If your hiring process is feeling stale or you aren’t sure why new candidates aren’t working out, try treating your next hire like a research project. It will give you a fresh perspective on what you should be looking for, and where your current evaluation process may be falling short.
Every good research project starts with a question. In this case, ask yourself: What knowledge, skills, abilities and other characteristics (KSAO) do successful performers have in this role? It may seem obvious, but often hiring managers skip over this step and go straight to the candidate search.
When recruiters dig into this question they may find that no-one really knows the answer; or worse, that the skills and abilities everyone thought were appropriate for this role are off-base, causing them to hire the wrong people and cut the right ones from the candidate pool.
To answer the question, you need to conduct a job analysis, which is a study of the role – not the individual people filling the role. This is a key distinction because it helps remove bias and allows recruiters to identify the best combination of KSAOs for the job, rather than merely looking for a copy of the last person to hold the position.
A job analysis involves determining which activities the role is responsible for, the qualifications necessary to thrive in the role, and its relative importance to other jobs or employees.
Once you know what the job involves, you can research your hypothesis: if someone has the required combination of KSAOs, then they will be successful in the job.
The next step is to collect the data to test your hypothesis. Look at current and past people in the role, review assessment data, interview them about what the most important aspects of the job are, read their past performance reviews, gauge their productivity on key tasks, talk to their supervisions and peers, and revisit their resumes. The goal in this step is to validate that the KSAOs you defined in your analysis actually align with job performance – and to identify where there may be gaps.
As you gather and assess this data, ask yourself these questions:
- What do high and low performers have in common?
- What skills and attributes do managers and peers most value in this subject?

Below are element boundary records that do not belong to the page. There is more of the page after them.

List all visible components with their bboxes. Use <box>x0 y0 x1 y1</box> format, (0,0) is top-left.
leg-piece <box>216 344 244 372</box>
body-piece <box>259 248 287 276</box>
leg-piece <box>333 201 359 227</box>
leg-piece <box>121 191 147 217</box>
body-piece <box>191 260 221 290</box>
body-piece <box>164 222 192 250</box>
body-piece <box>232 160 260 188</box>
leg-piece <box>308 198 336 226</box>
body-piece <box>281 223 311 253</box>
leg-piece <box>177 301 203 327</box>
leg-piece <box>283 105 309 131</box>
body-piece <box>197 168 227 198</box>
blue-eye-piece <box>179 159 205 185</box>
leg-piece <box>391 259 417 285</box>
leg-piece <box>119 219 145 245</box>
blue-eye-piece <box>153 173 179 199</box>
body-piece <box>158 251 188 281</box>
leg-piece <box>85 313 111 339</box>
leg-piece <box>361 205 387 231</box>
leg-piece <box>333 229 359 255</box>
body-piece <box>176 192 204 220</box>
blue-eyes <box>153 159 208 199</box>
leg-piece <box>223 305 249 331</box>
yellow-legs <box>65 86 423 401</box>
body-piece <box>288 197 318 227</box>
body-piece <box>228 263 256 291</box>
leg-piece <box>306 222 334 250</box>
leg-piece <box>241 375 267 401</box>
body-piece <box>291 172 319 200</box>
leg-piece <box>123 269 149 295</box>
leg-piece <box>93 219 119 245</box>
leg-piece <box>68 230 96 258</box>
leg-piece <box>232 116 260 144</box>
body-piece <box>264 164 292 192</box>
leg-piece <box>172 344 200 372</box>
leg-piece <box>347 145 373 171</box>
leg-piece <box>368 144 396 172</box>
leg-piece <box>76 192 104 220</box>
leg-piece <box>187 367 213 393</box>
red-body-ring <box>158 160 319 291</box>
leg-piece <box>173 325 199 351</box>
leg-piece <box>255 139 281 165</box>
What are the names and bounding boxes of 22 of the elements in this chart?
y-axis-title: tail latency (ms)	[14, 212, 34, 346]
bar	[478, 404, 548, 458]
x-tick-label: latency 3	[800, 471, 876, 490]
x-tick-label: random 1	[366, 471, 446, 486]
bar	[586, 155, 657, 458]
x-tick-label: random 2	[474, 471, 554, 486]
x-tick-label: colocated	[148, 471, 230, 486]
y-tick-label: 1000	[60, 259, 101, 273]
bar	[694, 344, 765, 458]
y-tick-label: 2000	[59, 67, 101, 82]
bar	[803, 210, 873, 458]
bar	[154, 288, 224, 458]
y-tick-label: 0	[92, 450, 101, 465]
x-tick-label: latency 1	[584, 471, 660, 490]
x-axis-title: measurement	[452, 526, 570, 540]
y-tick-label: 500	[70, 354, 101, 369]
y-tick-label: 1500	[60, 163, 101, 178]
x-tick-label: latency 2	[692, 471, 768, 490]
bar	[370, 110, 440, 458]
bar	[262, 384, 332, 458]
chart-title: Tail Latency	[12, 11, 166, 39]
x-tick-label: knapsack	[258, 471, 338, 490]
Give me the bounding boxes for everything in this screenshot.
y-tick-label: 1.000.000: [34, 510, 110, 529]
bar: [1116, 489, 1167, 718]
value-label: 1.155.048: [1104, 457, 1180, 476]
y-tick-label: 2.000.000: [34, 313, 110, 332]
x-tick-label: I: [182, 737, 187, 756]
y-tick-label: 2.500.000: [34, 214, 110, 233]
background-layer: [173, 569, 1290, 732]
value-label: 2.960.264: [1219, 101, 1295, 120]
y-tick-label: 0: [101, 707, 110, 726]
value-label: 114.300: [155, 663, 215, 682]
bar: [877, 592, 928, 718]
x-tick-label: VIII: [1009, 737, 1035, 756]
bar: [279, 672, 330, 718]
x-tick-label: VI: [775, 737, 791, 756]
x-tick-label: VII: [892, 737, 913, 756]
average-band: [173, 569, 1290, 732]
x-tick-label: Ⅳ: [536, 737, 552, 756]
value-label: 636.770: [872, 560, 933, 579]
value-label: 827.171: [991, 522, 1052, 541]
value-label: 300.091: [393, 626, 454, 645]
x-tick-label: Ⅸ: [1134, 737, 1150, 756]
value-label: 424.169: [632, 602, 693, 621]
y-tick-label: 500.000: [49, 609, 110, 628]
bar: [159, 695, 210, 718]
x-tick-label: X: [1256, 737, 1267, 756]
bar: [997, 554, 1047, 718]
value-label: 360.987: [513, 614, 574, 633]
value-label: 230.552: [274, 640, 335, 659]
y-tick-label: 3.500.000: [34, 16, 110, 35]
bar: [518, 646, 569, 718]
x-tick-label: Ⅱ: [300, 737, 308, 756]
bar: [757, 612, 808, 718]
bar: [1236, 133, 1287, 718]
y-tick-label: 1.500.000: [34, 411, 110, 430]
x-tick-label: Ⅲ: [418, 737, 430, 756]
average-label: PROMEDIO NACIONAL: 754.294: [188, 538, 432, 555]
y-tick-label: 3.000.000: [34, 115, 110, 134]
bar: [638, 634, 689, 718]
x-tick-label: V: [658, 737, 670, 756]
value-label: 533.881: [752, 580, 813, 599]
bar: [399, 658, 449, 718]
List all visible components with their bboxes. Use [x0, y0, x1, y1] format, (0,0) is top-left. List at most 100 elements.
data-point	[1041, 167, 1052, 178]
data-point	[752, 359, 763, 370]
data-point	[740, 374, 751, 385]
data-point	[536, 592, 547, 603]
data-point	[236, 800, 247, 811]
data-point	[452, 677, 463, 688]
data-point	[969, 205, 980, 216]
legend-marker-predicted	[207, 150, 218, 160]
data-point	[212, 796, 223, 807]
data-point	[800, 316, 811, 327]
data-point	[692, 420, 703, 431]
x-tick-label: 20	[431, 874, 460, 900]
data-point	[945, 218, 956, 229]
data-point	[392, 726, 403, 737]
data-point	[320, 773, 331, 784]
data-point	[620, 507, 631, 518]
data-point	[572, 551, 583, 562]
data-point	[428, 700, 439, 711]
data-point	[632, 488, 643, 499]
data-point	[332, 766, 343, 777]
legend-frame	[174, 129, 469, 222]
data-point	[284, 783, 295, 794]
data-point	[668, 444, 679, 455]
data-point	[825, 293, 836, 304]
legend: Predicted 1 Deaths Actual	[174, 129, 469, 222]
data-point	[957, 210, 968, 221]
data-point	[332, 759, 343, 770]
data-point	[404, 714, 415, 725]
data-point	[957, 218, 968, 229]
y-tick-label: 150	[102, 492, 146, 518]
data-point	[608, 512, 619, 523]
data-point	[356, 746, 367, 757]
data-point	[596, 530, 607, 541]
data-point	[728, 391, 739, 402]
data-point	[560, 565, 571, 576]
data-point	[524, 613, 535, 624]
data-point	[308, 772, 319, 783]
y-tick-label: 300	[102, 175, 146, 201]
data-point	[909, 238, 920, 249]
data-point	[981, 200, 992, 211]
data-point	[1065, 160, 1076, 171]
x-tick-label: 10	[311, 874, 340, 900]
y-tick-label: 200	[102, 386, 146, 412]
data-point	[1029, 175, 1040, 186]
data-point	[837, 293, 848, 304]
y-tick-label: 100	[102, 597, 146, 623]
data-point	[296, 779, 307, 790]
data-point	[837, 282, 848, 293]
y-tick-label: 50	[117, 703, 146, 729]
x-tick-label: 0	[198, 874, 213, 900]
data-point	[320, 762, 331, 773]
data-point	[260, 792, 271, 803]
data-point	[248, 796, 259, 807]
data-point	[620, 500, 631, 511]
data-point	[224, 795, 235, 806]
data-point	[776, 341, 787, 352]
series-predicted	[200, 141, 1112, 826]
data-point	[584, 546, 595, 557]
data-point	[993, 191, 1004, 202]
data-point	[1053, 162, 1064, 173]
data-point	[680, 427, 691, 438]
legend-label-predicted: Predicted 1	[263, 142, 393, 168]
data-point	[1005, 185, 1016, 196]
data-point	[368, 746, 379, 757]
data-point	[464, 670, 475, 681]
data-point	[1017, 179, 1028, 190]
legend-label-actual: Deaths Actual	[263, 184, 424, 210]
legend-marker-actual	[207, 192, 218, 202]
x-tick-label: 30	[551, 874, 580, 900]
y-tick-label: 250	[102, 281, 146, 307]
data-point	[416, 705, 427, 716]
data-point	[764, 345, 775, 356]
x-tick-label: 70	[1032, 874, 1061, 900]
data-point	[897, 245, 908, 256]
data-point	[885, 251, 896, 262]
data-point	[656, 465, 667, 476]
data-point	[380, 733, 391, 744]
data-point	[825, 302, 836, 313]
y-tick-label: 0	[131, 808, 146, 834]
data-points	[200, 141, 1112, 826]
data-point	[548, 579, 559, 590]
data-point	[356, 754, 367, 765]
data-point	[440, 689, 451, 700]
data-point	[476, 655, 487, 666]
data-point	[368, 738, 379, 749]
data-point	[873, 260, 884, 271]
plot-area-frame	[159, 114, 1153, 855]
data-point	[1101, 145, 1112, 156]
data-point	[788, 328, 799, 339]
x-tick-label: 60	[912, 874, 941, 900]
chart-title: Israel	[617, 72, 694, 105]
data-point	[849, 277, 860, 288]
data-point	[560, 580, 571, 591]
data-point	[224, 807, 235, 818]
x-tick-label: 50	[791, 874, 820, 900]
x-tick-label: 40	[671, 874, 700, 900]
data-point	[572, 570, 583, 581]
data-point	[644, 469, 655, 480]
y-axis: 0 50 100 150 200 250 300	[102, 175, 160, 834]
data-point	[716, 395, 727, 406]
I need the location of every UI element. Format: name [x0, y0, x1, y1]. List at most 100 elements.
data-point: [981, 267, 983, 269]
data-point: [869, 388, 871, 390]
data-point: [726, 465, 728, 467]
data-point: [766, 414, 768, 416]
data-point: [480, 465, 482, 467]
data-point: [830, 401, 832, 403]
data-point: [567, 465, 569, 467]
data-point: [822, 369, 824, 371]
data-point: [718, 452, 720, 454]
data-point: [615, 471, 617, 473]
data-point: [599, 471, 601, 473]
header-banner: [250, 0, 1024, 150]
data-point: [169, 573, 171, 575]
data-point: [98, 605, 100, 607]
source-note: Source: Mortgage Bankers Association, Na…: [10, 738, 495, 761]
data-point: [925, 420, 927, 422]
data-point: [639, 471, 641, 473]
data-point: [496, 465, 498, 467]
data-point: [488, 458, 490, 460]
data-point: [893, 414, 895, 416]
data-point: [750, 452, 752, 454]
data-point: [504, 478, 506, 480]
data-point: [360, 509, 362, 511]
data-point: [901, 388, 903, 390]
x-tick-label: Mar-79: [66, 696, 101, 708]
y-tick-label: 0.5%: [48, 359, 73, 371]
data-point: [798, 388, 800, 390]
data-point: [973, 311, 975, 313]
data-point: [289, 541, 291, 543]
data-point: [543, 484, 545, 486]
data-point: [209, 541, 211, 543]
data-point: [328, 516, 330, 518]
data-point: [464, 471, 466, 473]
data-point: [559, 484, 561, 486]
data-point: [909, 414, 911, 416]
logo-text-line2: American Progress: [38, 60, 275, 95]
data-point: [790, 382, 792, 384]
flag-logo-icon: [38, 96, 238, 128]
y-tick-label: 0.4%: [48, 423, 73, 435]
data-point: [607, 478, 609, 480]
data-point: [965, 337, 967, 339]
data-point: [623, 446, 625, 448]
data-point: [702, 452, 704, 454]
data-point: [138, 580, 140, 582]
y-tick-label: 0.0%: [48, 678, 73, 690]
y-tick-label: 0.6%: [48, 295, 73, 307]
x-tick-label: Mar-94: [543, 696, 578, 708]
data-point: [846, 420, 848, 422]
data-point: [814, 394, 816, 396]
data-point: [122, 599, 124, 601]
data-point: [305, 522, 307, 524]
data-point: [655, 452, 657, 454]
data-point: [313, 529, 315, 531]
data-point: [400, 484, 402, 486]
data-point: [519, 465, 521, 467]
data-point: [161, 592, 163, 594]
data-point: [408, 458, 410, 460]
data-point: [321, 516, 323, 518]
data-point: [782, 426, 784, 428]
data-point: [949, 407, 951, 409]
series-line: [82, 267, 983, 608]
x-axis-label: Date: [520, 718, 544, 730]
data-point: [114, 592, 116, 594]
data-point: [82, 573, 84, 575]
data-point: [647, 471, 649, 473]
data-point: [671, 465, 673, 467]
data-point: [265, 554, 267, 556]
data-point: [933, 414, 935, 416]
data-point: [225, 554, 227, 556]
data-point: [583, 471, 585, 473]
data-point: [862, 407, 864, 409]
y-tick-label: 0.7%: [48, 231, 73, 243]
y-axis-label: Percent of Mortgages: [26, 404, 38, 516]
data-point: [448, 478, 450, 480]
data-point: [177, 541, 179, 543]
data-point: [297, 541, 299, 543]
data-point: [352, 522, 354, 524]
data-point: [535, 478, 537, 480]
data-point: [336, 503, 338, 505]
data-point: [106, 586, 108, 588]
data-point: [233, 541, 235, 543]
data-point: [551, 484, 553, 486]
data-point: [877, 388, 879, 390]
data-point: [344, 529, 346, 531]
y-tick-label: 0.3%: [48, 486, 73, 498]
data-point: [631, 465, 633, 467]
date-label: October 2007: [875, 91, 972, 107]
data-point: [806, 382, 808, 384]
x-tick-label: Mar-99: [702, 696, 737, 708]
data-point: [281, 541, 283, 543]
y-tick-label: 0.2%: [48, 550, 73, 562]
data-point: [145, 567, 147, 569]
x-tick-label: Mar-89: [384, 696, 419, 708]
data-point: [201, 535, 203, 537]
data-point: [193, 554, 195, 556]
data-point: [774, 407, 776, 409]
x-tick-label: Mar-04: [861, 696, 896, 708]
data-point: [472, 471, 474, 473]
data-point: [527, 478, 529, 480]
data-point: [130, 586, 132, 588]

- What skills and attributes do they often lack?
- What KSAOs are required to succeed in the most important aspects of the job?
- What makes outliers (good or bad) different from the norm?
- How do specific skills and attributes align with overall job performance?
When you analyze the data, it is important to compare the job assessment results, which are scientific measures of a candidate’s knowledge skills and abilities, with the more qualitative performance ratings, peer reviews and resume data. This will give you a clear picture of what traits truly add the most value, which ones are neutral, and which attributes may be getting more attention than they deserve. For example, managers might think problem-solving skills are the most important feature for a candidate, whereas the job assessments will show that candidates who are assertive and responsive are the most successful.
The insights gathered from this analysis will help you assess your hypothesis about what makes the best candidate profile. As you study the data, look for correlations between individual traits and business results. The more the data from each category correlate to the others, the more on target your hypothesis about the ideal candidate profile will be.
This process can be a little time consuming, which is tough to justify when you are in a hurry to fill an empty role but it’s worth the effort. When you take the time to identify the KSAOs that make a candidate special it can transform your hiring process, and ensure every hire will be a good fit for the job.
Though don’t assume this is a one-and-done activity. While job analyses and the accompanying validation that comes from it can inform hiring for a long time, jobs aren’t static and neither are the skills and attributes required to do them well. The job and the context of a job is always changing, so take the time to periodically revisit your assumptions so you know when it is time to head back to the lab.